To read Char-by-Char from a file

by Anonymous Monk
Hi Monks How do we read a file character by character without loading it into the memeory. Regards, Sid

    As long as each character has one byte:

    $/ = \1;

    Assigning $/ to a reference to an integer makes it separate input on each $x bytes ($x here being the integer).

    Note: Bytes, not characters.

    Try it out:

    perl -pe 'BEGIN{$/=\1}s/.*/<$&>/' file

    my $read; while ($read = read FILE, $char, 1) { print "got: $char\n"; } die "read error: $!" if not defined $read;

    Note that this reads a character at a time, not a byte; that's not the same thing unless you're using a 7/8-bit encoding. See read for more details.

    Update: in terms of memory, this actually does read more than one byte at a time; but this is normally what you want. Perl performs buffering for you so you don't make many needless system calls. The buffer doesn't endanger your memory. See also sysread for the low-level call.

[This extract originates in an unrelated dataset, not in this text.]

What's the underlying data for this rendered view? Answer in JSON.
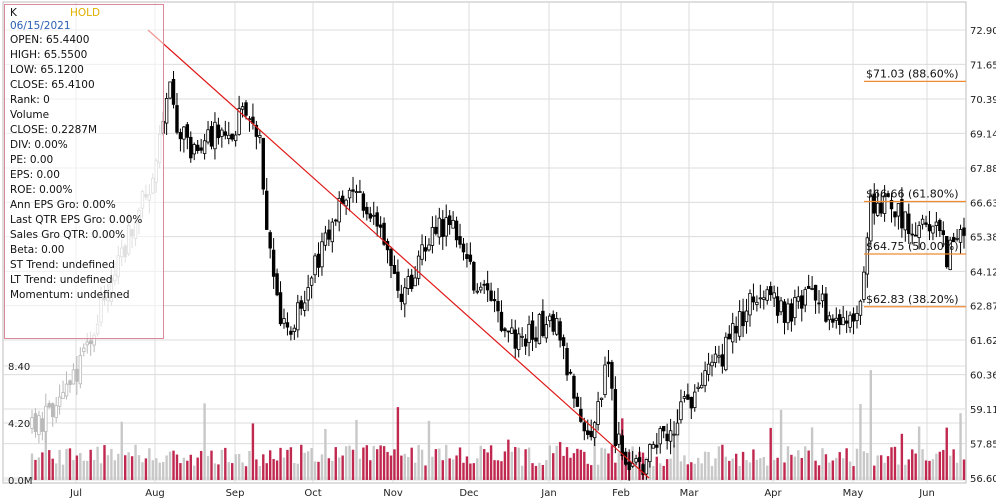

    If you have an open file handle, see perlfunc:getc, otherwise cog's suggestion is quite elegant (assuming your character-set is not "wide", requiring more than one byte per character).


      Absolutely. This has the added benefit to bypass Perl's buffered IO, which is what one really wants if (s)he needs to read a precise amount of data from a "source".

      In addition, if you want to read byte-by-byte instead of char-by-char (which is different due to Unicode support), it's safer to use binmode:

      binmode FILE; sysread(FILE,$buffer,1);

    i wonder what you need that approach for? your question sounds like being a) a fake, or b) senseless.

      or, c) the pursuit of knowledge, which is never bad.
      who knows, there could easily be a good reason, too. maybe this is the only way to do something he's trying to do. or maybe it's not. if it's a good reason that could be done a different, better way, then maybe that's a mistake the op will have to make by doing it the wrong way first... also not always a bad thing.
      A fake question? Isn't that logically inconsistant? Something is either a question, or not, surely?

      my name's not Keith, and I'm not reasonable.
        Something is either a question, or not, surely?

        This is a fake answer.

        Perhaps what he meant by 'fake' was 'misrepresentative' as in the case of homework?

      Or c) correct, because (s)he really wants to read a file (descriptor) char-by-char or byte-by-byte.

      Think about a modem supervising application that waits for some defined input on the line and then hands over to another application chosen upon the seen input so far. Maybe if you read line-by-line you risk to eat too much input.